I have now moved to my former holiday home and notified change of address. The planning application for subdivision of my pre-1985 city home block is underway.
I have purchased, but am yet to settle, another beachside home. I plan to move from the "old" holiday home into the newly purchased one, and put the old one on the market after doing a tidy up.
Further reading of your booklets turned up Section 118-192.
The new information for you is that prior to moving there, I rented it out for periods and received payment. (Incidentally, my father bought the holiday home in 1994, so it is not pre-1985.)
Question: Does that rental activity enable me to reset the cost base either to the value when it was rented, or to the value when I moved there as my PPR, rather than the value when I inherited it from my deceased parents in 2002?
Unfortunately, section 118-192 only works in one direction, that is the change from being fully covered by your main residence exemption to being a rental property. By fully covered I mean had been your main residence during all the time you owned it up to the point you rented it out.
I am now very concerned about the huge amount of CGT you are going to have on the old beach house.
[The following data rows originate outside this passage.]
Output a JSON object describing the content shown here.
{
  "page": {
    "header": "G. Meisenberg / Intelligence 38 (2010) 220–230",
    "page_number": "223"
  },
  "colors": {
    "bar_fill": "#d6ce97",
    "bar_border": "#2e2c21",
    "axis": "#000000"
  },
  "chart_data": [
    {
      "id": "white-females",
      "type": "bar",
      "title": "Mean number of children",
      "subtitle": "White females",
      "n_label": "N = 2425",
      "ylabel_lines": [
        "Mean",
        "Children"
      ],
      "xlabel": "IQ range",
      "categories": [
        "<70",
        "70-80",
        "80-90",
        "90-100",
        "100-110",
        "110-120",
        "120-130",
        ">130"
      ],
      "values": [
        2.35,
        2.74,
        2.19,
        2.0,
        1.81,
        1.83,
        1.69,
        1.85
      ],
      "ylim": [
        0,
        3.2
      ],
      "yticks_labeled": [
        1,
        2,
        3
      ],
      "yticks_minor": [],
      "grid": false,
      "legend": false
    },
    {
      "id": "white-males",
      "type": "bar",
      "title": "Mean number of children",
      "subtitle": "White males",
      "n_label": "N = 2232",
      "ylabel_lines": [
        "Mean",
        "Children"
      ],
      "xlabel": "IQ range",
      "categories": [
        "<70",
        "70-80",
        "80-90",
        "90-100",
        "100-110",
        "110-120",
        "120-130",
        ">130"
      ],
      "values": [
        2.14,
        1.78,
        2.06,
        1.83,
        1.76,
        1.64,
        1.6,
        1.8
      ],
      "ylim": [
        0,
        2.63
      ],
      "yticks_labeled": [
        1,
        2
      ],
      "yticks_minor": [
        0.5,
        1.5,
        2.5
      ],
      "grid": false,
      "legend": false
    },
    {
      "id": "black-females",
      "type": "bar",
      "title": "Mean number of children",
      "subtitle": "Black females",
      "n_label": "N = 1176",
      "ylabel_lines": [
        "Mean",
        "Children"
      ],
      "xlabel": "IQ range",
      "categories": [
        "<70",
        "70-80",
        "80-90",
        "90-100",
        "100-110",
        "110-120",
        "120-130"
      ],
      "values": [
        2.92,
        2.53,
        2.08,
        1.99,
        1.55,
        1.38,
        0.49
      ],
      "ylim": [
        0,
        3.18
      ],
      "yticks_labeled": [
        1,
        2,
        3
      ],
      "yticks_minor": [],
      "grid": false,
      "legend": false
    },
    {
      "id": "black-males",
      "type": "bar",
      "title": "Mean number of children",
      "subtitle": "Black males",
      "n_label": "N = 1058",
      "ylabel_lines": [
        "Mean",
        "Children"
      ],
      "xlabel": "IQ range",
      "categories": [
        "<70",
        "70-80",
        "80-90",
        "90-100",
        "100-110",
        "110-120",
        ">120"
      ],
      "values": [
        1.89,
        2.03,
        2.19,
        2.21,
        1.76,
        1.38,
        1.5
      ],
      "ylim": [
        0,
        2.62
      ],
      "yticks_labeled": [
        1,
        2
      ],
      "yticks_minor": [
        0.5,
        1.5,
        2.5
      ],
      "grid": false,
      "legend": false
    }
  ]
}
It would be worth crunching the numbers to see whether it is worth keeping it and earning rent off it, as the return maybe better than what you can get with the remaining money after paying CGT. If you and your heirs never sell they will never have to pay CGT, no matter how valuable this property becomes. CGT is really a tax on inflation so slowly you lose your assets in tax.
There is a window of hope if your parents were living there at the time they died or if at any time during their ownership it was covered by their main residence exemption.
The cost base will start with what your parents paid for it in 1994 and then you need to try and calculate their holding costs. The ATO has been known to be pretty reasonable in this regard. Then there are your holding costs, section 110-25(4) as I mentioned in my last answer, don’t ignore a thing right down to the lawn mower fuel.